Thursday, April 12, 2012

A climate model after 30 years

Life has been busy here in Points-of-Inflection land for the last couple of weeks, and posting has been a little slow.  There is a bunch of things I want to write about, but until direct brain to blog connections are established, it'll take a few days to get them out there.

Meanwhile, I heard about this interesting article.  A couple of physicists went back to a paper published by James Hansen in 1981 about CO2 forcing and global temperatures.  This is well before "climate change" had become the political football that it is now.

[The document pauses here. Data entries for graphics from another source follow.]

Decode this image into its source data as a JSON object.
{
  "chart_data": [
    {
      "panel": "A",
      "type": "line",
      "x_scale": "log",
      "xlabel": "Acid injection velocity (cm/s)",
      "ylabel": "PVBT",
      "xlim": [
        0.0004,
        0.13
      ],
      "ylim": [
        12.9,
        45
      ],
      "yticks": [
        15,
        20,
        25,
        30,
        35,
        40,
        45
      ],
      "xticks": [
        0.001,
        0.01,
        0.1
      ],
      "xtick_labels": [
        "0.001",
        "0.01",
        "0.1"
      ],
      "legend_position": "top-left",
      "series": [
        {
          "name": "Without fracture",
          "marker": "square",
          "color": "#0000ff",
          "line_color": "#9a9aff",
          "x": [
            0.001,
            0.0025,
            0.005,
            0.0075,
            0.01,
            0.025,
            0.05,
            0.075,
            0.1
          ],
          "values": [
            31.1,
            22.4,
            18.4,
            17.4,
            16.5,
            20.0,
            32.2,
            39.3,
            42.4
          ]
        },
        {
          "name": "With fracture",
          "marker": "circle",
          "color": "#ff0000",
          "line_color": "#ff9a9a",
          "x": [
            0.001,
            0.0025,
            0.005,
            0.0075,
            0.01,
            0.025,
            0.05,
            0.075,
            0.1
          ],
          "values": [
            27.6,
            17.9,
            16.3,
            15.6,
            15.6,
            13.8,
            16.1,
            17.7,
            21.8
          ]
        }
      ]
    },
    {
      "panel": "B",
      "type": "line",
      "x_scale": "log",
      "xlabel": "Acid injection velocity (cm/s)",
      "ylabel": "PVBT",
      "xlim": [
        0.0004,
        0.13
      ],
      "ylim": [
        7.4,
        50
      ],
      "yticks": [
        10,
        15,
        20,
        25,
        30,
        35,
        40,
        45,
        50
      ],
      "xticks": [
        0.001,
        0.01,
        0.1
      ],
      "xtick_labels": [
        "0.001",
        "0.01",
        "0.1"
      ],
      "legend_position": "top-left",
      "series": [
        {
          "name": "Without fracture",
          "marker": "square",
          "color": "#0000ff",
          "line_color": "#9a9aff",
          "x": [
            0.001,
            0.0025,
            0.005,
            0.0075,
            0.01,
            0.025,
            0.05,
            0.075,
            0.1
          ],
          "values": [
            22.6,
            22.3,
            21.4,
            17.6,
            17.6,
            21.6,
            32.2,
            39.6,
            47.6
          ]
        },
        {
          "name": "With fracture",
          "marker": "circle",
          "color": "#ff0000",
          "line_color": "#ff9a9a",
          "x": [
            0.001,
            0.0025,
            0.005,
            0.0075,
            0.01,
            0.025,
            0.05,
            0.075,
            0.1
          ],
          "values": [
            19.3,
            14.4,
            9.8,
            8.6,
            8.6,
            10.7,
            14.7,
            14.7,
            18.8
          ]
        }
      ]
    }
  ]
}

Hansen's paper made some specific predictions about the trajectory of global temperatures out into the future, and there are now thirty years of measurements to check his prediction against.  (Actually, Hansen made several predictions depending on different scenarios of fossil fuel use, but he assumed that use patterns would only begin to diverge around 2009.)  So how well do his predictions match up to the observed reality?  Read the paper and find out!

Tuesday, April 3, 2012

Connecting with the PSU Center for Sustainability

A couple of weeks ago I was privileged to spend some time chatting with Dr. Sue Barsom, one of the staff of Penn State's Center for Sustainability.

CFS's mission is to develop "integrated research, education, and outreach efforts that advance the ethic and science of sustainability."  This involves courses and co-curricular activities that engage students with sustainability challenges in a variety of ways.  In fact, thanks to the Center, Penn State is this year introducing a new undergraduate minor in Sustainability Leadership.

The agenda for our conversation was to discuss a possible joint seminar or more extended event about incorporating sustainability themes into math courses. With thousands of Penn State students passing through "general education" and calculus-level mathematics each semester, and the insight into sustainability questions that can be gained from even quite simple mathematical models, it would seem a natural connection to make.

I'm excited about the possibilities here!